The Nonlinear Classroom

With 5 cuts there are 16 pieces of pizza.

If we generalize to n cuts, the number of pieces p is given by p(n) = \frac{1}{2}n^2 + \frac{1}{2}n + 1.

Below is a proof of this problem. If you are less interested in rigor, maybe you simply drew out the first few cases and produced the pattern, then great! Feel free to skim the proof and move on to the commentary or teacher resources sections.

Alright, let’s do this. To produce a solution we need to:

1. Identify the rules for making the maximum number of pieces on a given number of cuts
2. Figure out how to count the number of pieces

Maxing out on Pizza

Imagine that a pizza is already cut up into pieces and you need to make another cut to maximize the number of pieces. Where do you make the new cut?

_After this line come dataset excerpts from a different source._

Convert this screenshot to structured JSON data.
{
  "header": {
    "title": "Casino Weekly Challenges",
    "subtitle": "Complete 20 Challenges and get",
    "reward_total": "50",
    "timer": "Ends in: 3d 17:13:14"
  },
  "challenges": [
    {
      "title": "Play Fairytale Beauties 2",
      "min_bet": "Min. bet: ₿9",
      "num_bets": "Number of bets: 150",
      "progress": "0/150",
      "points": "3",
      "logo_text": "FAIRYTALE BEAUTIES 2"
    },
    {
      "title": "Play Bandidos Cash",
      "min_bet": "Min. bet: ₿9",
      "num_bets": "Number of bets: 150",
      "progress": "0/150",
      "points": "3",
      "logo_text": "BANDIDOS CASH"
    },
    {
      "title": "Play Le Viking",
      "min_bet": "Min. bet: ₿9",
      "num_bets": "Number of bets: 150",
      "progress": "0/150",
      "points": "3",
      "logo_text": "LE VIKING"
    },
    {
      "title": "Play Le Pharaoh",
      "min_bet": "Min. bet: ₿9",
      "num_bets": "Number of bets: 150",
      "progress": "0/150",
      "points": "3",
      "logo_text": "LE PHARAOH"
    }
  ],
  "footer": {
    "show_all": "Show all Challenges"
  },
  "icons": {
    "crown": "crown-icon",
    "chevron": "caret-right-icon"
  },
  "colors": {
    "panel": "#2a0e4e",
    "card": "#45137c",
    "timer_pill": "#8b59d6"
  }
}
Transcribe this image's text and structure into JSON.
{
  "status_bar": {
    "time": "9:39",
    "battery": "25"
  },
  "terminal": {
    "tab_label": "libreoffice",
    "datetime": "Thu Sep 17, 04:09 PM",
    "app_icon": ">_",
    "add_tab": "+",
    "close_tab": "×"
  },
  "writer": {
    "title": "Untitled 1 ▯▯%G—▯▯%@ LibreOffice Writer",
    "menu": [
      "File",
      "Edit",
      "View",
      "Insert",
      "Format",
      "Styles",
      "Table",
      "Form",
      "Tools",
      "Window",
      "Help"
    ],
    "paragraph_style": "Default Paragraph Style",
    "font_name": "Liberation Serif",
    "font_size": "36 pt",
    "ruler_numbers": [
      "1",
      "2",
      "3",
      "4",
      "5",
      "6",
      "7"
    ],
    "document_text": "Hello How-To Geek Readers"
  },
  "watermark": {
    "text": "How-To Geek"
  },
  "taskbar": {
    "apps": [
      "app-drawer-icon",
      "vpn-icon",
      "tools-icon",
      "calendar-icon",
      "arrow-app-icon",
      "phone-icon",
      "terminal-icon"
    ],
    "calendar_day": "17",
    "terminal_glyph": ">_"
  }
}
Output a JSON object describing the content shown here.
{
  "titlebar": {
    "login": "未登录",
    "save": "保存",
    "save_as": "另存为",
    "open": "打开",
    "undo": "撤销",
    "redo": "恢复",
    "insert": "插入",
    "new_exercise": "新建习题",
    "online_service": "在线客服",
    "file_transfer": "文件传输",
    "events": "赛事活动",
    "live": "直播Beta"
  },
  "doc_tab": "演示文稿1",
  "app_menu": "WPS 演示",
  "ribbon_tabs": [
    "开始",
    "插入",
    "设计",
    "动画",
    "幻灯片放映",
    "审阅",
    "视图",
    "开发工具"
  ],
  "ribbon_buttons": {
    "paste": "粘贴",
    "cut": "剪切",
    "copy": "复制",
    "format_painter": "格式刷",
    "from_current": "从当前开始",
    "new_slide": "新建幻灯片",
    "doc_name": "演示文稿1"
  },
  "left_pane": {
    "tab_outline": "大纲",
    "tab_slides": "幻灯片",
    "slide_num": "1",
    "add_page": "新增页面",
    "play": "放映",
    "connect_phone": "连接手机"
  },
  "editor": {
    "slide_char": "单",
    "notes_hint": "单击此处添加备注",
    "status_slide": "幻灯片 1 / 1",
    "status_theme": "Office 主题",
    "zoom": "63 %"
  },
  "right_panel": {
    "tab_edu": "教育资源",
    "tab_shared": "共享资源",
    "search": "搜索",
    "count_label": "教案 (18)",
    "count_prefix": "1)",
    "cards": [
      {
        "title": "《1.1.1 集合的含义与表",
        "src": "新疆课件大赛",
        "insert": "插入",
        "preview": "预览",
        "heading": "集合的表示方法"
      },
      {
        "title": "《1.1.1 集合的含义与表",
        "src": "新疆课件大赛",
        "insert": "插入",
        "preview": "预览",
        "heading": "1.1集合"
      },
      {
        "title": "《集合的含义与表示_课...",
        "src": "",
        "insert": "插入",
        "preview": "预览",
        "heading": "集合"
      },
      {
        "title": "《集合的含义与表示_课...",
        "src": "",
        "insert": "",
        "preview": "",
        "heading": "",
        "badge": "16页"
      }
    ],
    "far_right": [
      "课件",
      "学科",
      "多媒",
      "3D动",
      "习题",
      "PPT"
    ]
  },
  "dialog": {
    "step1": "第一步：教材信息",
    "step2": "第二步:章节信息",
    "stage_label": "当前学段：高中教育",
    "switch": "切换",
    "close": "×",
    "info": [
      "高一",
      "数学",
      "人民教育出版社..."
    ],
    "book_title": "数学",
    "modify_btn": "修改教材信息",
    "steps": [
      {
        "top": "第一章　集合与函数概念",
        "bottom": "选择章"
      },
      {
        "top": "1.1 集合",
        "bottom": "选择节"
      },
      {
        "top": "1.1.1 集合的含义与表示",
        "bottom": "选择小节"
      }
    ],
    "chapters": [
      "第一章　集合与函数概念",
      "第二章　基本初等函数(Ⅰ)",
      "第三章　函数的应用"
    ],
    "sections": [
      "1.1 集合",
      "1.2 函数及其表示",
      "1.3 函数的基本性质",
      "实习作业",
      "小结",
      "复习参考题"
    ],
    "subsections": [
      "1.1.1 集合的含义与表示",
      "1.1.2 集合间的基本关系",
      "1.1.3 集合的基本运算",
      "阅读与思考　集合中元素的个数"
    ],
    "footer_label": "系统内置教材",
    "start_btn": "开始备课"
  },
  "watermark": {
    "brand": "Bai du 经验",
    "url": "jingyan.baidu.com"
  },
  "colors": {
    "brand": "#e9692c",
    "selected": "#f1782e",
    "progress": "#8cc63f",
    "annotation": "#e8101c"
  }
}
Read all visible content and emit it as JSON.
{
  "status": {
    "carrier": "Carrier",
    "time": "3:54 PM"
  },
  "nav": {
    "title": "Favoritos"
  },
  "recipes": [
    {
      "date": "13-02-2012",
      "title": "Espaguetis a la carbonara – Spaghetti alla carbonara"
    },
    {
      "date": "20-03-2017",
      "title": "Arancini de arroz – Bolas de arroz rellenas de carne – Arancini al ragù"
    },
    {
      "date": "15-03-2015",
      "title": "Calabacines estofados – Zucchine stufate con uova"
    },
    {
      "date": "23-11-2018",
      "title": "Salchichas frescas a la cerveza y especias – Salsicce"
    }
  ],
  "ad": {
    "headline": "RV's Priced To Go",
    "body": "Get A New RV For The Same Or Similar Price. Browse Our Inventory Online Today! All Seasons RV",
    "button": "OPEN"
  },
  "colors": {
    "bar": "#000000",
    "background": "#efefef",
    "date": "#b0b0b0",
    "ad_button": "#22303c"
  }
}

Any cut through a piece of pizza creates a new piece. One piece becomes two pieces. Thus, the new cut needs to pass through as many pieces as possible.

The image below shows an optimal cut (dotted black line) for a pizza that has already been cut twice:

Notice that the third cut makes a separate intersection point with each of the existing cut lines. It turns out that this is the defining characteristic of optimal cuttings. Any configuration that produces fewer than 7 pieces (the max) on 3 cuts does not have this property, and falls into one of the two cases shown below.

The higher level math jargon for such a configuration of lines is general position^*

For God’s Sake, Justify Your Work

For 3 cuts it’s easy to draw out all possibilities and see that cut lines in general position achieve the maximum number of pieces. But suppose there are more than 3 cuts and we add a new cut in general position. Does this still achieve the maximum?

Since two lines either intersect in a point or they don’t, the new line either makes a unique intersection point with each existing line or it doesn’t.

If it doesn’t, then either it misses one or more lines entirely (so no intersection point), or it runs through an existing intersection point (so the intersection is not unique). But (locally) those two cases are the exact same sub-optimal cases that we produced for three cuts.

Provided that you accept^** that any two cuttings made by lines in general position yield the same number of pieces, then we are good to go.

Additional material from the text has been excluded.